L’aventure est souvent associée au fait de ne rien préparer à l’avance ; c’est parfois en se lançant dans l’inconnu que l’on peut se rendre compte de ses réelles capacités à affronter l’imprévisible. À faire face à des choses nouvelles, à s’adapter, à sortir de sa zone de confort. En bref à se surpasser. L’aventure ! Un mot qui sonne beau à nos oreilles ! Qui nous fait rêver ! Qui nous emmène vers des pays idylliques ! Et pourquoi ? Car l’aventure peut être là, devant notre porte ou en tout cas pas très loin. Mais il arrive parfois aussi, que la seule chose dont nous ayons envie ou besoin c’est, la tranquillité ! Et c’est l’aventure cette fois qui s’impose à vous…
C’était le réveil, avec sa sonnerie un peu agressive, qui me sortait de mon sommeil, ce matin-là. Contrarié par la rupture un peu brutale d'avec mon amie Lucie, la nuit avait été perturbée par de nombreux cauchemars. Ce n’était pas que je tenais à elle particulièrement, mais disons-le clairement, c’était la première fois que je me faisais jeter de la sorte. Et c’est cet événement inattendu qui me m’avait donné l’envie de me ressourcer. Événement triste certes, mais pas tragique non plus, il ne faut rien exagérer !
Je vis dans une banlieue paisible de Paris et j’apprécie le calme qui règne dans mon appartement quand mon amie Lucie n’est pas là. La solitude ne me fait pas peur, bien au contraire ; j’ai besoin de ces moments où je suis seul. Et la nature, comment vivre sans elle ? C’est pour moi une nécessité, c’est au milieu d’elle que je peux me ressourcer et réfléchir. C’est important pour moi de m’éloigner de la ville quand j’en ressens le besoin. Je me trouve chanceux de pouvoir le faire, non pas de fuir mais de m’évader un peu. Je suis un peu introverti et c’est dans la pratique d’un art martial, depuis une dizaine d’année et dans le tennis que je me défoule. Le sport avec lequel je fais ressortir tout ce que j’ai du mal à exprimer la nervosité, la colère parfois. Cela dit j’aime la compagnie. Je vois régulièrement mes parents et ma sœur qui vivent à quelques kilomètres de chez moi. Nous avons l’habitude de nous retrouver tous les quatre une fois par semaine devant un bon repas, le plus souvent au restaurant. C’est toujours avec plaisir que nous nous revoyons. Chacun raconte sa semaine et bien sûr, à chaque fois les anecdotes du passé refont surface. C’est une routine qui a quelque chose de réconfortant…
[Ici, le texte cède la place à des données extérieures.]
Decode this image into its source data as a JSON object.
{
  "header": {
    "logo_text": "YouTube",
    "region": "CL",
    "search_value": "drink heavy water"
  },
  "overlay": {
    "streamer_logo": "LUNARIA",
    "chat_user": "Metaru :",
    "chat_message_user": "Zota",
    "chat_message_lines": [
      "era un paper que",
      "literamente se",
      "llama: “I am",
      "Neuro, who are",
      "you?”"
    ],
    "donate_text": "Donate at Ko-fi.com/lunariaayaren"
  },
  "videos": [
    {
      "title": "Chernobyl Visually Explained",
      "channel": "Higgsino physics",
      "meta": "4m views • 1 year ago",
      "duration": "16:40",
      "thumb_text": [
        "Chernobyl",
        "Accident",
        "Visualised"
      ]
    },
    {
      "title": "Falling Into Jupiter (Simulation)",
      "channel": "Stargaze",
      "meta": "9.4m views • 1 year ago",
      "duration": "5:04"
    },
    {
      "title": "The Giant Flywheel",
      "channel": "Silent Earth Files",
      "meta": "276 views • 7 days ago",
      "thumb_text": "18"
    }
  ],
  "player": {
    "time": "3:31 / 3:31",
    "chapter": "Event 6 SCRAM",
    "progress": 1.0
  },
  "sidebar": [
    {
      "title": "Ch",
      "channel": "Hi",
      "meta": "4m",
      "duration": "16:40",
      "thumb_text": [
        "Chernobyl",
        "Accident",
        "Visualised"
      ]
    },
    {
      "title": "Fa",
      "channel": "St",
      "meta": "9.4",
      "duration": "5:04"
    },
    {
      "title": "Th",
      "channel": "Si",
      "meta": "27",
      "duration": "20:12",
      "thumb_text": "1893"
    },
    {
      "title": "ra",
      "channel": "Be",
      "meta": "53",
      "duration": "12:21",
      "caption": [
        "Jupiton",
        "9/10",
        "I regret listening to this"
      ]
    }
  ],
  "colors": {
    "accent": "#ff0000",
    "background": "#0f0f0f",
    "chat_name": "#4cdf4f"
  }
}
Pour la petite histoire donc, je fréquentais Lucie depuis cinq mois environ. Nous n’avions pas énormément de points communs tous les deux. Chose que je n’avais pas vu tout de suite. Je l’avais rencontrée quand je faisais quelques courses. Elle a fait tomber un paquet de pâtes que j’ai ramassé et de là est partie l’histoire. C’est dingue comme une chose au départ on ne peut plus banale, peut changer le cours de votre vie. Lucie était une jolie fille, une citadine qui n’aimait ni le camping, ni les promenades en forêt et encore moins le sport. Elle travaillait dans un journal, plus précisément, elle écrivait des articles dans un magasin destiné essentiellement aux femmes. Toujours habillée sur son trente et un, bien maquillée, un peu trop parfois à mon goût, les ongles peints d’un rouge écarlate, perchée sur des hauts talons de douze centimètres. Chose qui pour moi ressemblait plus à de la torture qu’à de la coquetterie.
Elle détestait tout ce qui l’éloignait de son monde, à savoir, la mode. Elle était extravertie et tellement sûre d’elle, que cela lui donnait cet air prétentieux. Elle parlait beaucoup et surtout de son travail qu’elle aimait pardessus tout, ce qui n’était pas un mal en soi. Mais son air supérieur avait tendance à m’exaspérer. Elle rendait visite à ses parents qui habitaient à Bordeaux quand elle le pouvait, mais c’est avec moi qu’elle passait presque tout son temps libre. Nous partagions les mêmes goûts pour les bons restaurants et allions au cinéma une fois par mois. Chacun devant faire plaisir à l’autre ; elle aimait les films drôles ou d’aventures et moi les films de science-fiction ou qui relatent des faits historiques. J’avoue qu’il m’arrivait souvent de me demander pourquoi je restais avec cette fille ; je l’aimais bien mais… et c’est ça le problème, il y avait un « mais ». Á chaque fois que nous discutions, les choses prenaient une mauvaise tournure.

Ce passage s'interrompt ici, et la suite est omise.